Po powrocie, wczoraj, zrobiliśmy kontrolną morfologię – wynik wprawił nas w osłupienie. Kiedy robiliśmy morfologię w piątek, w dzień wyjazdu nad morze, lekko nas zmroziło - wszystko spadło b. nisko – Leukocyty 1200, granulocyty 300 (auć … bardzo nisko, odporność na granicy zupełnego braku odporności) ale postanowiliśmy obniżyć dawkowaniu leków i zaryzykowaliśmy – jedziemy. Po 9 dniach nad morzem, wczorajsze wyniki z kosmosu – Leukocyty 4300, Granulocyty 3200! Skoro tak dobrze jej to robi, to chyba musimy przeprowadzić się nad morze!! Z drugiej strony tak wysoki poziom tych –cytów też nie za dobry – teraz trzeba zwiększyć dawkę. Ale przynajmniej mniej się martwimy (przez chwilę) infekcjami, a niestety właśnie jakieś przeziębienie złapała. Ale na pewno szybko się wybroni.

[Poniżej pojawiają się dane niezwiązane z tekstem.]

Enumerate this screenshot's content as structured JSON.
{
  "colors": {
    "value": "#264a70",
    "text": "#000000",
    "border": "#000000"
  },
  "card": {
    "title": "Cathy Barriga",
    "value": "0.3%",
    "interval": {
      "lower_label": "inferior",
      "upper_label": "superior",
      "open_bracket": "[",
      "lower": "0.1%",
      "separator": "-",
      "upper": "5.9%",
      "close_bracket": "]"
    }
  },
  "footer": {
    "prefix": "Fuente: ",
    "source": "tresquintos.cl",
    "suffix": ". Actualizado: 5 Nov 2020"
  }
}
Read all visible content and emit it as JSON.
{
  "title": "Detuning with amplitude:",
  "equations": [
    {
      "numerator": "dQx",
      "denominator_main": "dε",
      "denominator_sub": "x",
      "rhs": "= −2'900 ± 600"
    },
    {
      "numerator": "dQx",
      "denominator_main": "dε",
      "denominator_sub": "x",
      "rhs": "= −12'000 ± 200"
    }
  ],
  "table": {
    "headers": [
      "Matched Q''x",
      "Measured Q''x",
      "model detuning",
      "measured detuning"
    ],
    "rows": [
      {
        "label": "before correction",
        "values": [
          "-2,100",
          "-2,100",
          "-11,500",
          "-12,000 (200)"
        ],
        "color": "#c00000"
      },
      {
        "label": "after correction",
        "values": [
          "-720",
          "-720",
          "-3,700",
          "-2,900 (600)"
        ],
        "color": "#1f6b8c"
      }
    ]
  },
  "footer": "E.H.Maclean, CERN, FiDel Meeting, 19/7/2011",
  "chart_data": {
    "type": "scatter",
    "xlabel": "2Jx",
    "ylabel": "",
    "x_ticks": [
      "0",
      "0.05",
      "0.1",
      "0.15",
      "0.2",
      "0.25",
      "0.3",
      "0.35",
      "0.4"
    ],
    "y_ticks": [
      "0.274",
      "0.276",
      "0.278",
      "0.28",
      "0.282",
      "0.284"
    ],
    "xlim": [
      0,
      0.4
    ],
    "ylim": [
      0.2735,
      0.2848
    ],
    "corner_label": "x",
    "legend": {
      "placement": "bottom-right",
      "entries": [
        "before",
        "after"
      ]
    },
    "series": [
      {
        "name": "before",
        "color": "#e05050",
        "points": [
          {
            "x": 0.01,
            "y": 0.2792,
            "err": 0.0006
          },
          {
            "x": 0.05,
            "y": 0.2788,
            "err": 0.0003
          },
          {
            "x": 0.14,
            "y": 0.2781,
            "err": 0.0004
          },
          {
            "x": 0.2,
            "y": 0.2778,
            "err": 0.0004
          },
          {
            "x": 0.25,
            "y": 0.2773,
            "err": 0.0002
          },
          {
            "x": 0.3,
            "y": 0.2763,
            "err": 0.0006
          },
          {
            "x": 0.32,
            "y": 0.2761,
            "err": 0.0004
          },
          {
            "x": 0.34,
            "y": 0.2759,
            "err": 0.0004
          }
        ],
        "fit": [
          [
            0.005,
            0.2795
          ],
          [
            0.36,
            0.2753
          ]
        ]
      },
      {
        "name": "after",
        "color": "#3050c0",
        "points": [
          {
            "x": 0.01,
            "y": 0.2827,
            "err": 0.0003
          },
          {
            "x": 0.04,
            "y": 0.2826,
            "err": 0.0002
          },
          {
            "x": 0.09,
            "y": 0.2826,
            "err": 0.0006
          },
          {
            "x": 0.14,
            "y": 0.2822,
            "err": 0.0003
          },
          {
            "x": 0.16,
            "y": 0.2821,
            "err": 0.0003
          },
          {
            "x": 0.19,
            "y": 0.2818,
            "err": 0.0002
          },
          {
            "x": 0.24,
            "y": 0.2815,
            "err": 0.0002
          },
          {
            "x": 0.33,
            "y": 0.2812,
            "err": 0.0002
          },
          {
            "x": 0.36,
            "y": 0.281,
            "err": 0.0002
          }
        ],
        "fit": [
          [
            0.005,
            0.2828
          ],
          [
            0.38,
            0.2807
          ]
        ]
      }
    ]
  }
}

A poniżej łyk nadmorskich wspomnień ulotnych jak kożuch na mleku, uchwyconym okiem tudzież soczewką
Mega-materaco-pontono-kanapo-zjeżdżalnia
Matylda - sternik motorówki
Za szybcy za wściekli - ponton ride na Zatoce Puckiej
Alez mi się to podoba - wydaje się mówić Matylda
Romantic-artistic - Mama z Matyldą - nauka pływania na plecach
Jakie Lenka ma sliczne wloski!Az chce sie czytac tego posta tak radosnie nastraja i cieplo robi sie w serduchu:)Wyniki napewno sie ustabilizuja posylamy dobra moc w strone Lenki.Serdecznie pozdrawiam.
OdpowiedzUsuńczy jubilatka hania ze zdjęcia nie chodziła do akademii maluszka na szarotki na mokotowie w przeszłości?bardzo znajomo wyglądająca buzia:) pozdrowienia z wawra - zadzdraszczamy taaakich super wakacji:) cała rodzina Motyków z Hanią
OdpowiedzUsuńMonika, jest to całkiem możliwe :). Chodziła do jakiegoś żłobko/przedszkola na Mokotowie, ale nie wiem dokładnie jak się nazywało :)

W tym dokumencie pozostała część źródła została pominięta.